Now in their mid-thirties, Prinsloo and Carpenter can concentrate on building their farm’s future, and are lucky that Aitken shares their holistic approach so they can make improvements together. “We now have a functioning business and we need to hone in on our management,” says Prinsloo. “When Iain bought this farm a couple of years before we moved here, it had been continuously cropped and overgrazed, so we talk a lot about grazing management, multi-species grazing systems, soil testing and benchmarking.”
Just as important to them both is paying it forward by providing learning opportunities for future farmers. “We talk a lot about transferring knowledge and how do we make the farm a place where people feel they can participate,” says Carpenter. “This is a journey for us, and to come to a place where we can purchase some land wouldn’t have been possible without the help of Iain and Rowena. But how do we create those opportunities for other people? How do we elevate our experience so other people see that it’s possible?”
For the immediate future the couple will have their hands full building up the soil health on the farm, slowly increasing their herd as their custom sales demand grows and taking time out for parenting their new son, Alastair, who was born a year ago.
What’s ahead?
Still in his early fifties, Aitken is a young farmer himself and his daughter is only 12. She still has a long way to go to decide if she has any interest in farming in the future. So, will there be opportunities for Carpenter and Prinsloo to take over more of the farm when he does decide to retire? Who knows?
“It’s one of the potential ways the transition could go,” says Aitken. “It is dependent on what my daughter decides to do to an extent, but the ownership doesn’t matter so much to me as carrying on the work with the land and the purebred Luing cattle.

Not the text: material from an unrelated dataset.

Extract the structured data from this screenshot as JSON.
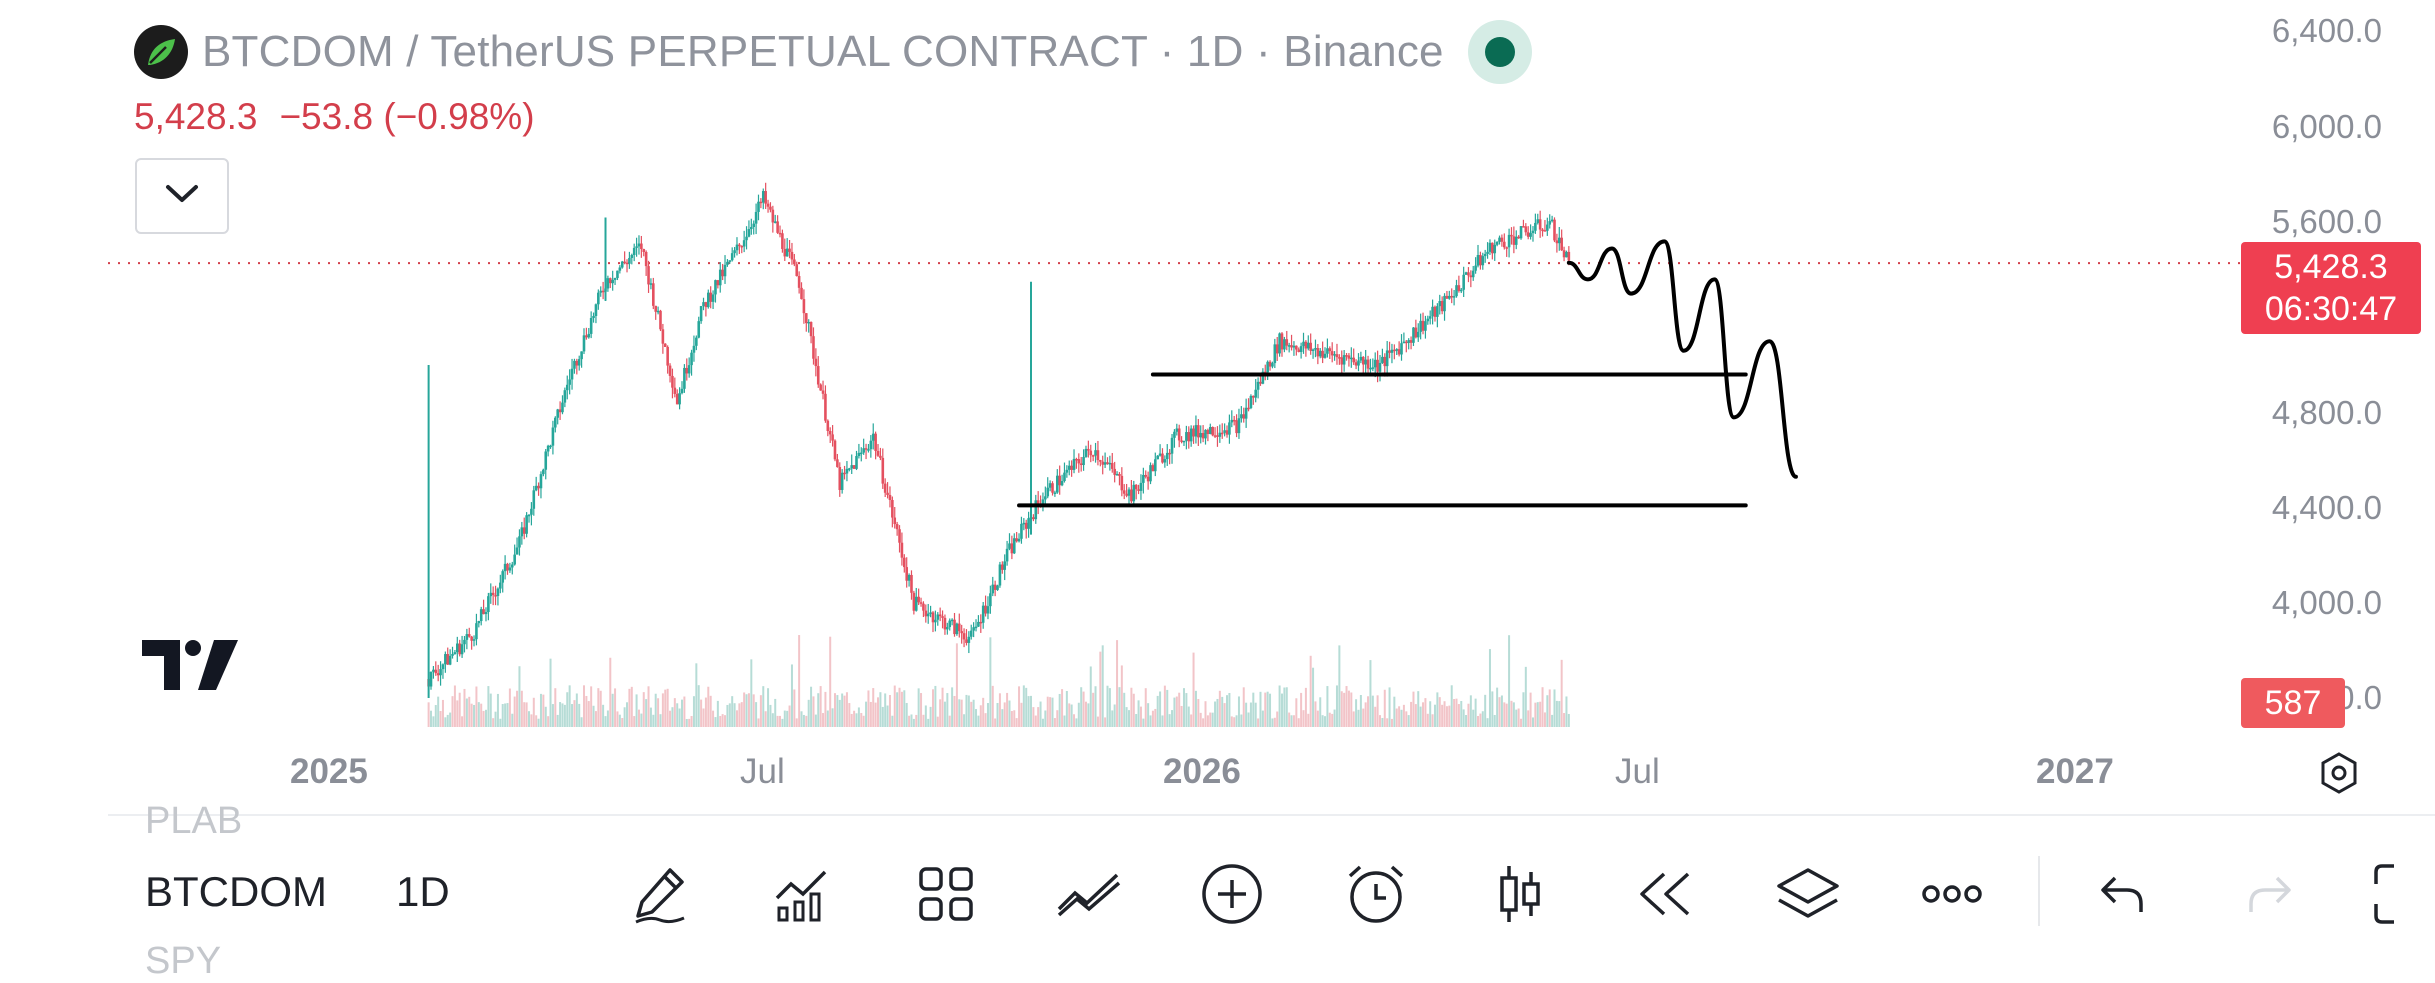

I’ve spent a lot of time getting the genetics where I want them and Wian has a strong understanding of genetics that a lot of people don’t have, so that definitely was an attraction from the outset. It definitely makes sense to me if we can head the two businesses in the same general direction and we might finish up at the same place eventually.”
Not coming from an agricultural background is something that both Carpenter and Prinsloo have always seen as an advantage, and they believe that future generations of farmers may have to accept change and a new paradigm if they want their farms to survive into the future.
“I think it’s very difficult in family succession,” Prinsloo says. “I think the interpersonal challenges sometimes with traditional family succession can be great, especially if the older generation is very heavily invested in their paradigm, and they define themselves by what they have been doing rather than looking at the opportunities that succession could bring for them, their time and other interests that they want to pursue. I think that can be really challenging because then you’re up against this entrenched paradigm that is not going to work for you just because the nature of the farming as a business has changed so much.”
Prinsloo has noticed that as much as it’s exciting for the younger generation to have opportunities like theirs, he’s found it personally rewarding to see the older generation grow into more of the things that they maybe didn’t know they wanted to do but now have the opportunity to pursue.
“I’m looking forward to that for myself already, so when you see people do that, those successions seem to do well,” he says. “There’s not the interpersonal day-to-day conflict that you have when you’re trying to work in a succession where the older generation is too invested in the day-to-day operation.”